In the above situation the EMS crew “doubled-up.” In the past this practice may have been accepted in EMS systems. Today it is not always encouraged. Here are some factors to consider prior to “doubling-up” or “double-loading.” (Please note that the above example and following discussion regarding “doubling-up” does not apply to exceptional situations such as mass casualty incidents. For this discussion, doubling-up is when a crew assigned to a single call volunteers to respond to a second call.)
EMS crew focus: If an EMS crew responds to two separate calls that are in different locations at the same time, will the individual crew members be able to function effectively with potentially two or more patients?
Patient deteriorates: If your crew “splits” and responds to a separate call, will the individual providers be able to manage any potential challenges/difficulties presented by either patient?
Resources: Resources can be quickly depleted when one patient is critical. Are back-up resources available if needed? In the above scenario, if the second patient becomes critically ill, which crew member will stay with patient #1 until additional resources arrive?
EMS crew safety: It is not possible to predict scene dynamics. Ensuring that the providers are safe should be a primary concern. Entering a scene without a partner can potentially place the crew’s safety at risk. Having two patients from two separate scenes in an ambulance may require additional attention. It can potentially distract the EMS crew.
Patient safety: Will the patient’s safety be placed at risk if the original call was limited to one patient and the EMS crew decides to add additional patients from non-related calls? What happens if the patients have a confrontation in the ambulance? In the above scenario an intoxicated and sober patient are transported in the same ambulance. This may not be an ideal situation.
Intoxicated/inebriated patients: Patients under the influence of alcohol or illicit drugs can be unpredictable. In the above scenario, patient #1 jumped out of the ambulance. This was a significant risk.
Critical/Non-critical: Not including unique situations such as mass casualty incidents (MCI), is it appropriate to transport a potentially critical patient in the same ambulance as a non-critical patient?
HIPAA/patient confidentiality: Are there HIPAA and/or patient confidentiality concerns if two patients from separate calls are transported together?
Disease transmission: Is there a risk of infectious disease transmission if two patients from two different scenes are transported together?
EMS policy: Is the transportation of patients from different scenes against EMS policy?
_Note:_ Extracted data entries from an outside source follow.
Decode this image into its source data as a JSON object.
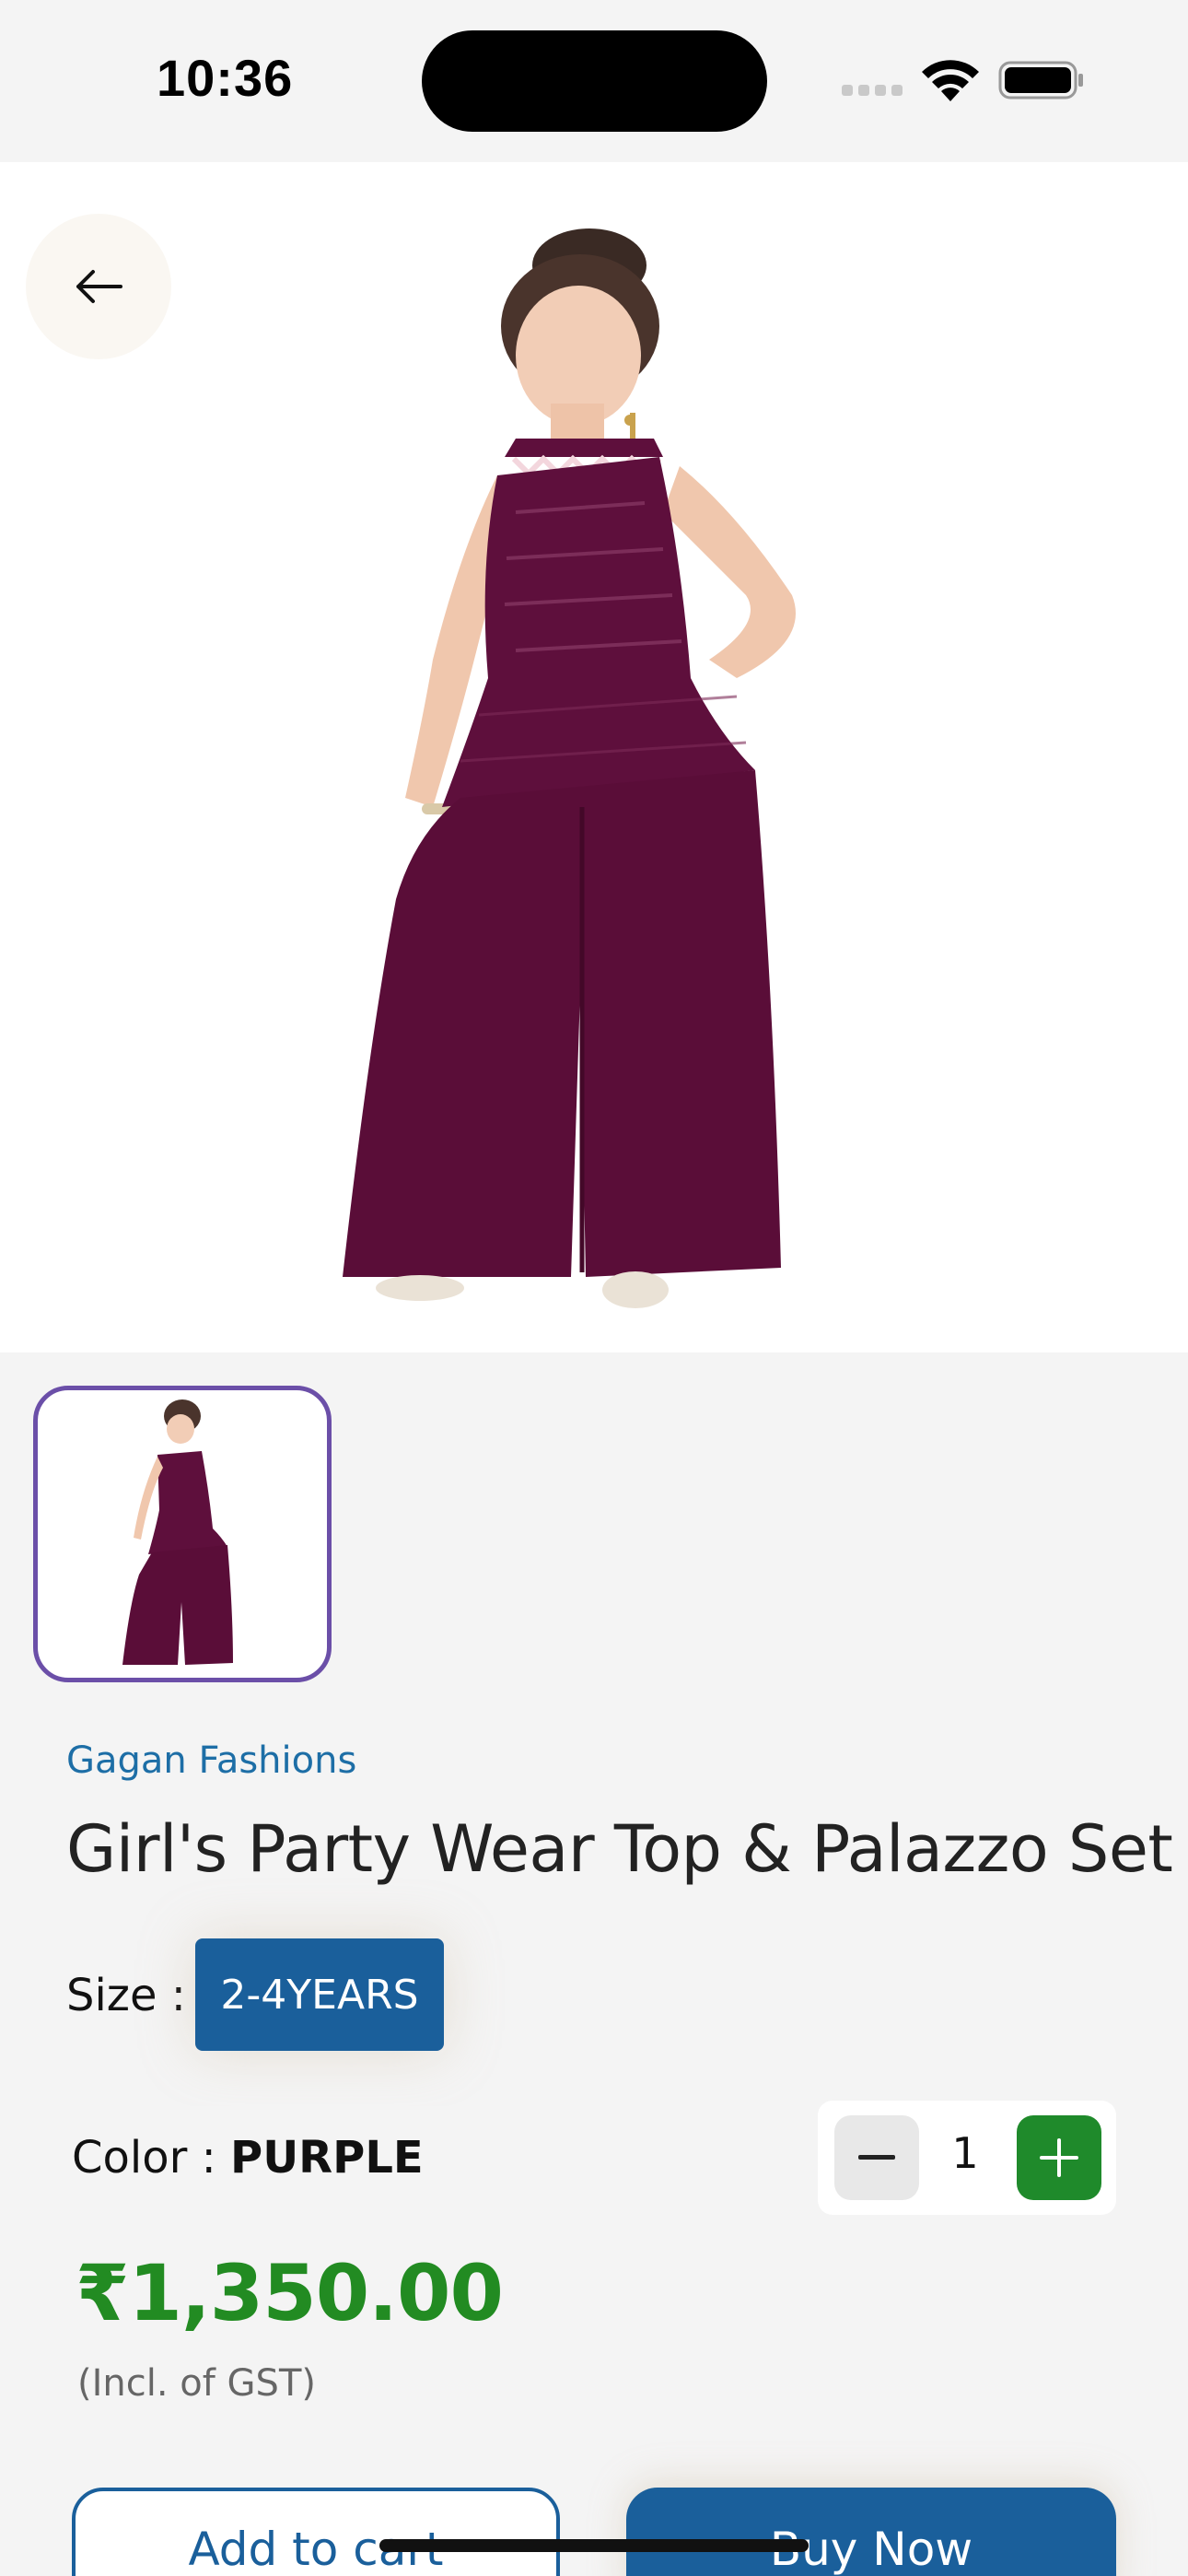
{
  "status_bar": {
    "time": "10:36"
  },
  "product": {
    "brand": "Gagan Fashions",
    "title": "Girl's Party Wear Top & Palazzo Set",
    "size_label": "Size :",
    "size_selected": "2-4YEARS",
    "color_label": "Color :",
    "color_value": "PURPLE",
    "quantity": "1",
    "price": "₹1,350.00",
    "tax_note": "(Incl. of GST)"
  },
  "actions": {
    "add_to_cart": "Add to cart",
    "buy_now": "Buy Now"
  },
  "colors": {
    "accent_blue": "#1a5f9b",
    "price_green": "#228b22",
    "plus_green": "#1f8a2b",
    "garment_purple": "#5e0f3c",
    "thumb_border": "#6b4fa8"
  },
  "icons": [
    "back-arrow-icon",
    "minus-icon",
    "plus-icon",
    "wifi-icon",
    "battery-icon",
    "signal-icon"
  ]
}
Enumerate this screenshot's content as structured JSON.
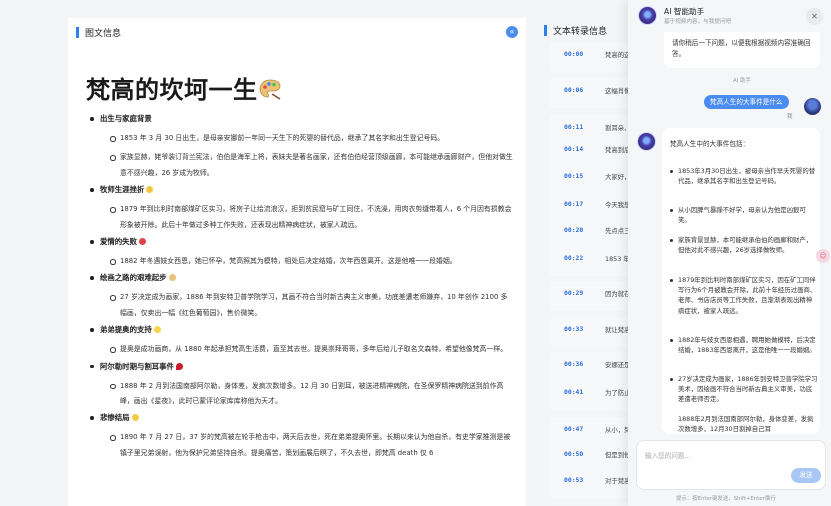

What if some of the patients are intoxicated? What happens if a crew violates the policy?
Family/bystander reaction: What may start as a calm scene may erupt into confusion if family and/or bystanders note that patient #2 is “sharing” an ambulance with a second patient.
The previous discussion highlights a scenario that is not likely to be common in today’s EMS systems. While a few examples of possible outcomes were presented, it should be recognized that there are numerous potential implications when “double-loading.”
Paul Murphy, MSHA, MA, is a regional sales manager with InTouch Health. He has administrative and clinical experience in healthcare organizations.